Hey everybody! Today I am going to post about something I’ve learned from my newest investment venture, Lending Club. It’s also a warning sign to those individuals out there who aren’t managing their finances. I don’t mean in the I-Think-A-Roth-IRA-is-Better-Than-A-Traditional-IRA-so-You’re-Wrong type of financial mismanagement. I mean the SOUND THE ALARM, ALERT THE TROOPS, THROW COLD WATER ON YOU type of situation.
Before I elaborate, let’s cover what Lending Club is. This website facilitates peer-to-peer lending for individuals in amounts up to $35,000. It’s ideal for someone who wants to consolidate credit cards, boost inventory in their small business, pay medical expenses, or make improvements to their home. Every borrower must provide basic information and then the website posts the information for investors to review and determine which loans they want to invest in. Once the loan is fully funded by investors, Lending Club performs due diligence to ensure the information provided was accurate and then the loan is issued. The borrower then makes monthly payments of principle and interest. Pretty cool, right?
Well, the best part is looking through the loans and finding those gems that make you want to purchase a flight, find the person, and shake some financial sense into them. This, of course, isn’t possible, but it is fun to imagine. My immediate response is to make up a story for the borrower that makes the loan somewhat reasonable. However, some of these make that really hard. Here is one for your viewing/reading pleasure:
The borrower, Lacy, had always dreamed of her wedding day. Never mind that she was rapidly approaching 40 and had only been on 3 dates in her life (and none of those were second dates, if that’s what you’re thinking). When she found Mike, she knew that she had to make this one work. Soon enough she learned that he had very expensive tastes. Luxury cars, exotic vacations, and bottle service at the most exclusive clubs. She made $209,000/year; however, she lived well beyond her means as it was. So, in order to keep appearances up and get her *big day*, she opened eleven credit cards and used almost 75% of her available balance. Mike thought that he found everything he wanted in a partner, especially since she was able to keep up with his fast-paced lifestyle. One brisk October evening, he proposed and she accepted. “This wedding has to be the biggest party this town has ever seen,” Mike said to Lacy. And her parents would be paying, of course. Except, little did Mike know, Lacy’s parents were beyond broke. Like ramen noodles for date night broke. So even though Lacy knew she had $75,000 in credit card debt, she signed up for a $24,000 (60-month) loan at 26% APR to fund their expensive wedding plans. “One day,” she thought, “everything will just work it self out.” I mean, combined she’ll only have $99,000 in debt, so it’s not even 6 figures yet, right? Right?

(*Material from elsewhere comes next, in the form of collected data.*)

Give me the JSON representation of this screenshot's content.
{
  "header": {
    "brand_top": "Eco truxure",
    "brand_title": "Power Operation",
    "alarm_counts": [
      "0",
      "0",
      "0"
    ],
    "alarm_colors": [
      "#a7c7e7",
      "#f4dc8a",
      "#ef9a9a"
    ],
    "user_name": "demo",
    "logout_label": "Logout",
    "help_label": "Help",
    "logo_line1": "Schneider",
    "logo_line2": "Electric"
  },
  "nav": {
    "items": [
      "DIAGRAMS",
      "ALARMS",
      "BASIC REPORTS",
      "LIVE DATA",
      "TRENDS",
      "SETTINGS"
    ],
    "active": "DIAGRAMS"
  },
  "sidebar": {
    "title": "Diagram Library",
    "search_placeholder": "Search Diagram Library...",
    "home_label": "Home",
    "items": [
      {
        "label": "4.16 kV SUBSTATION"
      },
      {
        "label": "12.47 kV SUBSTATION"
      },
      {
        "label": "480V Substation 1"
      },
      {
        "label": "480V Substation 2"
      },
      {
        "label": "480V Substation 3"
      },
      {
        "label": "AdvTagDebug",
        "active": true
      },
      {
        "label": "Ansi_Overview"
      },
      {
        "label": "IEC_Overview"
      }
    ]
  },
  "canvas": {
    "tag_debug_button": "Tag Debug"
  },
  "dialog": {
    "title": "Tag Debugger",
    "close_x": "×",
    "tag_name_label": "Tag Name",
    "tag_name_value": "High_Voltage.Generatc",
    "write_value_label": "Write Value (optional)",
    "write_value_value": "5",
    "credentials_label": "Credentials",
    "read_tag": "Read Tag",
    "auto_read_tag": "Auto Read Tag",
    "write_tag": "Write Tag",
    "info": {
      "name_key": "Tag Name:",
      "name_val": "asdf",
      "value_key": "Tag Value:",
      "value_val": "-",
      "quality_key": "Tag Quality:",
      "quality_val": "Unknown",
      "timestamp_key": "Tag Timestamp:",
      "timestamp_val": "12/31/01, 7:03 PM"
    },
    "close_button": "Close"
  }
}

Do you see how crazy this situation is? Even on Lacy’s high salary, she should be in debt emergency mode, not I’m-Going-To-Take-Out-A-Loan-To-Finance-A-Fucking-Party mode. And poor Mike, I wonder if he even knows the debt that he’s getting ready to take on. Now, I have no idea if this loan was issued or not, but I can guarantee you that it didn’t hit my portfolio. Anyone who thinks that spending the first five years of marriage in debt from ONE DAY EXPENSES is beyond reasoning in my book. So they don’t get my money. Oh, snap.
Any variables that you would add to make this more reasonable? Do you judge others based on their financial situations? Make up fun stories for strangers?